Gros bourg du Var, à l'époque de la traction à vapeur, village de cheminots, le seul dépôt entre Nice et Marseille, tous les trains s'y arrêtent pour changer de motrice. On compte 500 cheminots pour une centaine de locomotives. Il ne reste aujourd'hui qu'une locomotive type 4B-9 et son tender de 1893 fièrement exposés au rond point, à l’entrée du village.

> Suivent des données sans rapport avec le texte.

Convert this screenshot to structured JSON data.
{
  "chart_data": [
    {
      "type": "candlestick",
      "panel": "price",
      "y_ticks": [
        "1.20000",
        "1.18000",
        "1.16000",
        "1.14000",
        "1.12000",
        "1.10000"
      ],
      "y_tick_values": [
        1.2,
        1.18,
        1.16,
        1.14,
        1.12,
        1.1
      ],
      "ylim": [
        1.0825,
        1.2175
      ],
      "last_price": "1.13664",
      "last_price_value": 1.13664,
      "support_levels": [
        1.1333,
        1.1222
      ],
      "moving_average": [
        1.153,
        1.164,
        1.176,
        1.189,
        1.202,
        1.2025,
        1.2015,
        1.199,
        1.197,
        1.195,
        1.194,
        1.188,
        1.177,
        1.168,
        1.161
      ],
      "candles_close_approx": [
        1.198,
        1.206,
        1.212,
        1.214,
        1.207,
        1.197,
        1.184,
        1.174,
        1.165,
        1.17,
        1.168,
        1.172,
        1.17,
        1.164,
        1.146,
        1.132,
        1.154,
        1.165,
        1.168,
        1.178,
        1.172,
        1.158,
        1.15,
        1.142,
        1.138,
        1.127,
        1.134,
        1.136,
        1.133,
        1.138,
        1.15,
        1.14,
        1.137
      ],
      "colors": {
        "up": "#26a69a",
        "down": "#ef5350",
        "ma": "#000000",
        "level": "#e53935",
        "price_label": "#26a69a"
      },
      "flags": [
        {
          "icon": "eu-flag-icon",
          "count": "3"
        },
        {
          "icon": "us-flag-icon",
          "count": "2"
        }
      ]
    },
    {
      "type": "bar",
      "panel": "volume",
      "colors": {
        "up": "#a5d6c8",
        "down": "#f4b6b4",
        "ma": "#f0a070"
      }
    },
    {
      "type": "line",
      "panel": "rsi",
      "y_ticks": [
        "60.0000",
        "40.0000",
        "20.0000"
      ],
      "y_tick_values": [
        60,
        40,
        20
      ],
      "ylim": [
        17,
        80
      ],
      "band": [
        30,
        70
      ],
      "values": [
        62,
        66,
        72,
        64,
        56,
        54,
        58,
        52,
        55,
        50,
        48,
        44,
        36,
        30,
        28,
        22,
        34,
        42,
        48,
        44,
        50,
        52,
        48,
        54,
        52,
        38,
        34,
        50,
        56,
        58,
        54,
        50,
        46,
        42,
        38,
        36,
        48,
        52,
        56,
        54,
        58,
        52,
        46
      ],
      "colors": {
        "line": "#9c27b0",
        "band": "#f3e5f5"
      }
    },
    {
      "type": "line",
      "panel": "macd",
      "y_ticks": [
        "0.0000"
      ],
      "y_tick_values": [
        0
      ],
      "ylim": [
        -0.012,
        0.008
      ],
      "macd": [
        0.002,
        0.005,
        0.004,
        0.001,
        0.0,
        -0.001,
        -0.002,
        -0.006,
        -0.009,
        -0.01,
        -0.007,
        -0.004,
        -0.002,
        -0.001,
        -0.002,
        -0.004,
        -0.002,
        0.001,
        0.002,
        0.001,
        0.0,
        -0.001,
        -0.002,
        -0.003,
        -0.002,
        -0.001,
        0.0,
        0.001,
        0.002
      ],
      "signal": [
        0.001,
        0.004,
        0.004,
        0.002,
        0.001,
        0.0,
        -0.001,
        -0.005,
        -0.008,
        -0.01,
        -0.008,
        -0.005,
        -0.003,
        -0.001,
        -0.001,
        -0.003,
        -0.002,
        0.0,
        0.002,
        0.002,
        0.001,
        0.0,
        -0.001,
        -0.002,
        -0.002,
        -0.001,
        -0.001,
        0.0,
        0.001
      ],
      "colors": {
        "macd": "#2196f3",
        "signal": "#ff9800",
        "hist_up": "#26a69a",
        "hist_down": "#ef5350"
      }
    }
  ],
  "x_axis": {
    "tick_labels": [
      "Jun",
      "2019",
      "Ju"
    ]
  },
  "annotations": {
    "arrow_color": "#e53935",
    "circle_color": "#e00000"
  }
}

Au cours des siècles, se construit un village au sommet de la colline de la Vière où se trouve la chapelle Notre Dame de Bon Secours érigée au début du XIXème siècle sur ses vestiges. A la fin du XIVème siècle, détruit par Raymond de Beaufort, il ne sera pas reconstruit et déserté, les habitants vont se reloger dans le village voisin de Pignans. Les moines, propriétaires, ont du mal à faire revivre les lieux, malgré une exemption d'impôt accordée par le roi René. Finalement, en 1520, il est abandonné au profit du hameau dans la plaine où la population active s’est installée (Carnoules actuel). Après une succession de guerres et de famines, c’est la peste venue de Marseille qui sévit en 1720. En 1862, le train fait sa première apparition et au cours des années, le dépot se développe, son importance motive le bombardement meurtrier par les alliés du 25 mai 1944 (600 bombes lâchées). Entre Carnoules et Pignans, se trouve le nouveau "Village des Tortues", déménagé de Gonfaron.